La Segunda Guerra Mundial es una de las principales aportantes de íconos a la cultura global contemporánea. Hollywood funcionaba a todo vapor para esas épocas, y fue el alma mater de esa construcción: que hoy el heroísmo bélico en el cine sea indivisible del accionar de las tropas norteamericanas, se debe menos al curso histórico de los hechos –los rusos deberían llevarse los honores por derrotar al nazismo– que a los efectos de más de 70 años de esa iconografía taladrando cerebros en todo el mundo. Distinto es el caso de la Primera Guerra, ocurrida cuando los dispositivos de captura de imágenes en movimiento daban sus primeros pasos y, por lo tanto, con mucho menos volumen de archivo como legado. Aquí no hay épica de supervivencia, ni arquetipos ni relatos instaurados. Menos una justa dimensión del horror de la vida en las trincheras, del barro como enemigo común para ambos bandos, de los efectos de la tecnología química aplicada a la industria de la muerte. No hay nada de todo eso… hasta que aparece Jamás llegarán a viejos para crearlo.

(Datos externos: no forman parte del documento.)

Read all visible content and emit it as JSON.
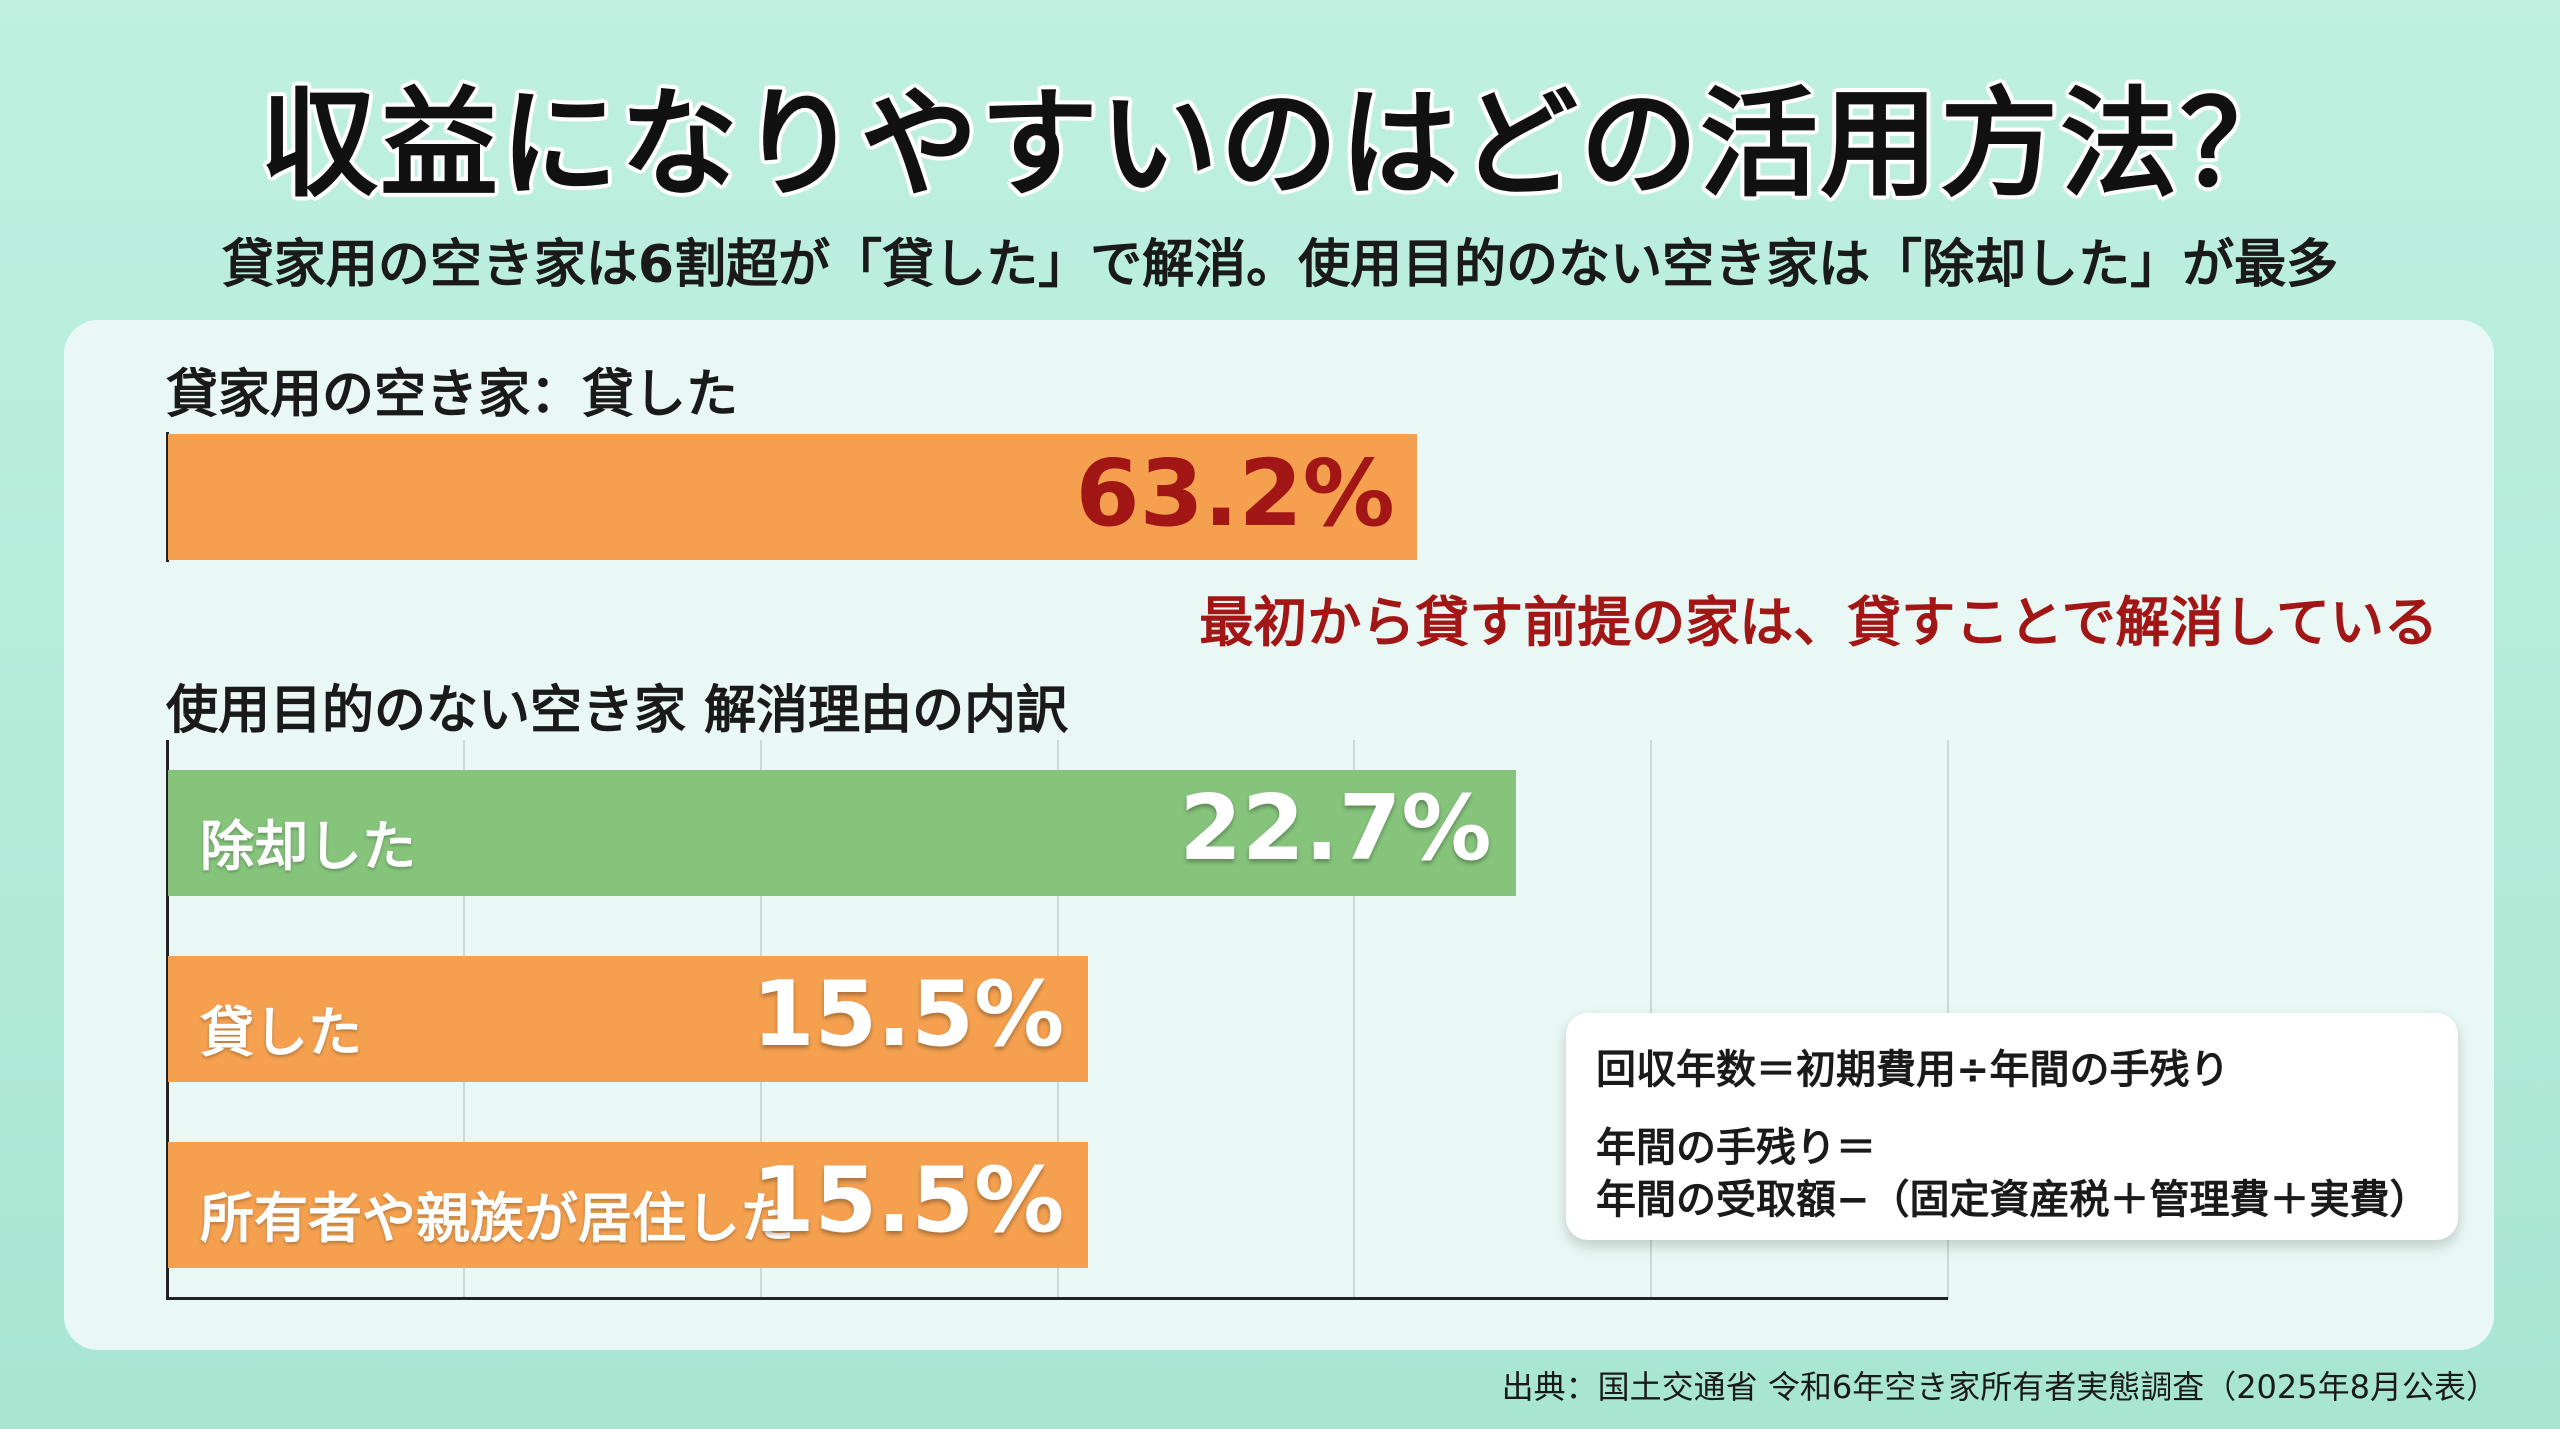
{
  "title": "収益になりやすいのはどの活用方法？",
  "subtitle": "貸家用の空き家は6割超が「貸した」で解消。使用目的のない空き家は「除却した」が最多",
  "colors": {
    "orange": "#f4a04f",
    "green": "#86c47c",
    "accent_red": "#a31616",
    "background": "#b6ecdb"
  },
  "chart_data": [
    {
      "type": "bar",
      "title": "貸家用の空き家：貸した",
      "categories": [
        "貸した"
      ],
      "values": [
        63.2
      ],
      "value_labels": [
        "63.2%"
      ],
      "unit": "%",
      "xlim": [
        0,
        100
      ],
      "annotation": "最初から貸す前提の家は、貸すことで解消している",
      "color": "#f4a04f"
    },
    {
      "type": "bar",
      "title": "使用目的のない空き家 解消理由の内訳",
      "categories": [
        "除却した",
        "貸した",
        "所有者や親族が居住した"
      ],
      "values": [
        22.7,
        15.5,
        15.5
      ],
      "value_labels": [
        "22.7%",
        "15.5%",
        "15.5%"
      ],
      "colors": [
        "#86c47c",
        "#f4a04f",
        "#f4a04f"
      ],
      "unit": "%",
      "xlim": [
        0,
        30
      ],
      "grid": true
    }
  ],
  "formula": {
    "line1": "回収年数＝初期費用÷年間の手残り",
    "line2": "年間の手残り＝",
    "line3": "年間の受取額−（固定資産税＋管理費＋実費）"
  },
  "source": "出典：国土交通省 令和6年空き家所有者実態調査（2025年8月公表）"
}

No parece casual que el director detrás de este monumental proyecto de rescate histórico sea Peter Jackson. A fin de cuentas, si con El señor de los anillos cimentó las bases de la representación medieval en las pantallas del siglo XXI (imposible no pensar en el fenómeno Game of Thrones como una derivación indirecta de la adaptación de la trilogía de Tolkien), ¿por qué no hacer lo propio creando una iconografía de múltiples aristas y matices sobre la Gran Guerra? Una iconografía proletaria pero caballerosa, poblada por una mayoría de campesinos inconscientes de lo que implicaba aventurarse al interior de Europa para dejar la vida por una causa que ni siquiera ellos entendían muy bien cuál era. Que el neozelandés lo haga únicamente mediante entrevistas a veteranos realizadas durante los ‘60 y más de 600 horas de registros fílmicos provenientes de los archivos del Imperial War Museum británico –uno de los coproductores del film– y la BBC, no hace más que amplificar la resonancia del proyecto.
Se sabe que esa guerra no fue el trámite exprés que muchos vaticinaban. También que lo que empezó como una escalada entre dos potencias terminó en una auténtica carnicería que exhibió como pocas veces la pulsión humana por destruir su raza. El relato recorre ese periodo que va de 1914 a 1918 punteando la sutil euforia nacionalista del principio, el desencanto posterior y luego el deshonor del regreso. “Sentía el deber ir”, dice una de las tantas voces en off que encauzan la narración. De esa polifonía de seres anónimos se desprende la idea del servicio como un mandamiento patrio que debía seguirse a como dé lugar, aun cuando muchos ni siquiera tuvieran la edad mínima para enlistarse. Videos de esas jornadas de reclutamiento registran una amplia mayoría de adolescentes y no hacen más que reforzar la veracidad de esos dichos.
Pasado el descubrimiento del rigor de la vida militar durante los entrenamientos, llega la hora de empuñar las armas para, finalmente, ir a matar alemanes. Recién en el terreno descubrieron que antes que a los alemanes tenían que enfrentarse al frío, las ratas, la pestilencia de la propia mierda y las enfermedades generadas por la falta de condiciones sanitarias. Como si quisiera disociar lo esperado de lo que finalmente ocurrió, a partir del inicio de la guerra Jackson realiza su operación más arriesgada revitalizando el contenido a través de imágenes coloreadas artesanalmente, fotograma por fotograma, y agregando diálogos –basados en la lectura de labios– y sonidos ambientales.
El resultado es un film que a partir de la manipulación de un material preexistente -el tan mentado found footage- crea una expresión sensorial que cartografía un universo particular a la vez que general. Nunca el barro fue tan barroso, nunca la deshumanización fue tan visceral. Lejos del didactismo enciclopédico, a Jamás llegarán a viejos le interesa la paleta de sensaciones humanas ante los diferentes estadios bélicos. Una paleta coronada por un regreso a casa sin reconocimiento alguno, la imposibilidad de compartir recuerdos con quienes no estuvieron en el frente y la triste comprobación de que allí la rutina siguió como si nada. Tanto como para que alguno recuerde que un compañero de trabajo, al verlo de regreso, le preguntara si había estado trabajando a la noche.